I am running a CFA mixture model with 3 factors with 2 items on the first factor, 3 on the second and 3 on the third. The factors are non-invariant based on a binary variable (0 and 1). I decided to first determine the number of classes without the binary covariate. I have allowed factor loadings, factor variances, residual variances to vary across classes as I have no reason to believe they are invariant across classes. I have only set the number of classes to 2.
I continue to get the message to increase the number of miterations, but I am now at 50,000 miterations and still getting the message. Variances of the indicators are less than 2 so they aren't way out.
How many miterations should I realistically have for this?
See the following article which is available on the website:
Clark, S.L., Muthén, B., Kaprio, J., D’Onofrio, B.M., Viken, R., Rose, R.J., Smalley, S. L. (2009). Models and strategies for factor mixture analysis: Two examples concerning the structure underlying psychological disorders.
Fiona Shand posted on Wednesday, August 11, 2010 - 9:24 pm
I have identified a 2 class, 1 factor mixture model as the best fit to my data. I have then run the model again with covariates. A reviewer has commented that he/she is skeptical of such post hoc comparisons when not weighted by group membership probabilities. I had thought that FMM with covariates incorporated posterior class membership probabilities when calculating the regression model. Can you please tell me if this is so? Thanks in advance.

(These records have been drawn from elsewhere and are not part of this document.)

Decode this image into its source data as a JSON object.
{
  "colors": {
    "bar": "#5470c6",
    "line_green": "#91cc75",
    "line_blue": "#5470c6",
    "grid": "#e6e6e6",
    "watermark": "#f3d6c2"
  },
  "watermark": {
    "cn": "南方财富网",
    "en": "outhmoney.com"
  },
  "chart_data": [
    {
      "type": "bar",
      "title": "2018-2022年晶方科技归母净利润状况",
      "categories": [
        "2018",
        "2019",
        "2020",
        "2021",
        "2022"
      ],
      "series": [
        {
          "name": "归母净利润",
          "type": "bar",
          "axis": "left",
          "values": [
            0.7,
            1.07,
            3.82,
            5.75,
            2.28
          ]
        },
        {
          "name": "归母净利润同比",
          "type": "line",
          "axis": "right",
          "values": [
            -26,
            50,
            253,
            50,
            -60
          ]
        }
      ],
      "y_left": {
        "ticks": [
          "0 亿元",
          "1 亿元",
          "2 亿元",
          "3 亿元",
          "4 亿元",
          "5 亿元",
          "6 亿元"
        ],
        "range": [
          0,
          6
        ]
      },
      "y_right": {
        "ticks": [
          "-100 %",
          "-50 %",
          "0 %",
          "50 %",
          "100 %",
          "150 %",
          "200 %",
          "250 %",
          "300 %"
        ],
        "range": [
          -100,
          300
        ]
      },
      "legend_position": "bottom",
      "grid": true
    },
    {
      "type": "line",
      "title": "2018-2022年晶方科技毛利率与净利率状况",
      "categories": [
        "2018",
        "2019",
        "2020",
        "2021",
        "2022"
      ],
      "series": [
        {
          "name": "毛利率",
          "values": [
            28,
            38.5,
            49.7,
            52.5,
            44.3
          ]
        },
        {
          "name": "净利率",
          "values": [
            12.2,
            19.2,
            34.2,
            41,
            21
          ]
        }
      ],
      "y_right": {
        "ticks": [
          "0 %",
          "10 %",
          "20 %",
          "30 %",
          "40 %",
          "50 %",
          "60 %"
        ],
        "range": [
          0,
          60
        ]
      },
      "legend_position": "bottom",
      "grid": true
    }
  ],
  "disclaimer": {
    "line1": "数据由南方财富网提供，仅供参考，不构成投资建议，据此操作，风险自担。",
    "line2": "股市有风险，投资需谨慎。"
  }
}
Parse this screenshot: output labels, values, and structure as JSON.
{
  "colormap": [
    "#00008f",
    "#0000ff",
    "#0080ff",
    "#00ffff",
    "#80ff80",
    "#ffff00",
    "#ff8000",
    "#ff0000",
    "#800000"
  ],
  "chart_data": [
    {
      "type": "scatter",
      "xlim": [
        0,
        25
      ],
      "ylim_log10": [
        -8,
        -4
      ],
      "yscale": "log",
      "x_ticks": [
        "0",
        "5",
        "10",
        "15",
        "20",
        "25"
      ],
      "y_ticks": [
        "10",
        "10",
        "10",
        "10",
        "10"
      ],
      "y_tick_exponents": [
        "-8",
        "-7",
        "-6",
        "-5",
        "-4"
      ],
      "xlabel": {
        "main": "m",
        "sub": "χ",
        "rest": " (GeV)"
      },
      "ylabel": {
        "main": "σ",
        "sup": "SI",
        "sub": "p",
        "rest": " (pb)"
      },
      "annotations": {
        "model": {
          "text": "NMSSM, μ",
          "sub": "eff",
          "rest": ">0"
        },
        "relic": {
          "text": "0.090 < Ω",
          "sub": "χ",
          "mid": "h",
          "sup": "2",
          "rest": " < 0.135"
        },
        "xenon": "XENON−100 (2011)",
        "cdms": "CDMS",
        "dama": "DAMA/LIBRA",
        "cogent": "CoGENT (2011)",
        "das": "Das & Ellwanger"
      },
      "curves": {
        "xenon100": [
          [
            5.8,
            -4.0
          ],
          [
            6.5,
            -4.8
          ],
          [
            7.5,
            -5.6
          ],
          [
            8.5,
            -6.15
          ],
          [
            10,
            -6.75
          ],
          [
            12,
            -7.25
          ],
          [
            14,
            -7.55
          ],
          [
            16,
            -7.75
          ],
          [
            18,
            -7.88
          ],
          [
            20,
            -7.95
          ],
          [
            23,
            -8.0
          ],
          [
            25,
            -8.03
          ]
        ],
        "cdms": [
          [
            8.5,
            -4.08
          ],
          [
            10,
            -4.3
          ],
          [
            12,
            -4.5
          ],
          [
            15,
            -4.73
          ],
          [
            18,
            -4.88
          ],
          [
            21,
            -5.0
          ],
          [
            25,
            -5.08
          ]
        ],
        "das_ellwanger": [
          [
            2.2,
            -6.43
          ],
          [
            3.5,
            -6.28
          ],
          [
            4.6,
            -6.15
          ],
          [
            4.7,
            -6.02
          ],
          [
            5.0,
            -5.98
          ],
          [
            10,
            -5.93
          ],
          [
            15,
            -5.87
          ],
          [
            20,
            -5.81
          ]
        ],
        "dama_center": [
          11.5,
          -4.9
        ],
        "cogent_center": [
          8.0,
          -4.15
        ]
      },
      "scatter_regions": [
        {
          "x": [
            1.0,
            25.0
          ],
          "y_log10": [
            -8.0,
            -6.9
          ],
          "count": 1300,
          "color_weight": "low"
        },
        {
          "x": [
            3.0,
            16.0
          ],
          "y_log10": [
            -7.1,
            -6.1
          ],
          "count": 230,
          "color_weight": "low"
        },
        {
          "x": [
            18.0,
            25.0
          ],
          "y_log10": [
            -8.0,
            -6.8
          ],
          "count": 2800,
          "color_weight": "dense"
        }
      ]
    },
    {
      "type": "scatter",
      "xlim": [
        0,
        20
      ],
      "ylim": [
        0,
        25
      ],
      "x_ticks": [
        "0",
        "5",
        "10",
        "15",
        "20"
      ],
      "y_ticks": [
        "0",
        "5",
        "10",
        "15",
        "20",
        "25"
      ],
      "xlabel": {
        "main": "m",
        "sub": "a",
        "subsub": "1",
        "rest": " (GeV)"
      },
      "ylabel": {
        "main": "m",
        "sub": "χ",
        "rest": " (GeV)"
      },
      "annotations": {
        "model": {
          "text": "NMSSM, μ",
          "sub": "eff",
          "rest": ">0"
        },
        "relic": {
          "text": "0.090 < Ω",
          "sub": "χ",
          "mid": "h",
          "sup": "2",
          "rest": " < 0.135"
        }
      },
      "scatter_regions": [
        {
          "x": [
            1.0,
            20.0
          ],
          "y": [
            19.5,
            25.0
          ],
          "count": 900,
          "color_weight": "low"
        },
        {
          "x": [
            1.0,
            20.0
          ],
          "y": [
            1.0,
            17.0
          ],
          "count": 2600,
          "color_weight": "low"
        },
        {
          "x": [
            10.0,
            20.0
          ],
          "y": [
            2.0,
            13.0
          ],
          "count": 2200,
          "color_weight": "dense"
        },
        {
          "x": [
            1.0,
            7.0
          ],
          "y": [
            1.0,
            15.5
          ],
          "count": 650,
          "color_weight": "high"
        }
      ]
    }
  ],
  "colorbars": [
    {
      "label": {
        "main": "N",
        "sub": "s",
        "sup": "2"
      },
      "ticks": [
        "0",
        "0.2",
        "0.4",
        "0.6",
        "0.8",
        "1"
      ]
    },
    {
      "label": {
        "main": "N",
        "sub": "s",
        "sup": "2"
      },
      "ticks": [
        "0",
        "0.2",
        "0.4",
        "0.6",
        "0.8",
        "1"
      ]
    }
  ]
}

It sounds like the reviewer's comment relates to doing the analysis in two steps, that is, saving most likely class membership and regressing it on a set of covariates. It sounds like you are doing the analysis in one step in which case I don't understand the critique.
Adam Meade posted on Monday, September 19, 2011 - 12:47 pm
I have a factor mixture model with 5 continuous indicators represented by a single factor. I have two latent classes. I need to compare 9 covariates to see which best differentiate those two latent classes. Some of my covariates are highly correlated. Should I compare these covariates simultaneously in a single model, or in different models given the colinearity? Also, by what criterion is it best to evaluate the covariates in terms of differentiating classes? Thank you!
I don't know that there is any best strategy for this. You could first see which single covariate is most strongly related to the latent classes. Then work with pairs of covariates, etc. "Most strongly related" needs to be defined, which is easy with 2 classes (which one changes the probability the most when, say, changing the covariate one SD), but with more than 2 classes the covariate can be good for discriminating between two of the classes, but not between two other ones.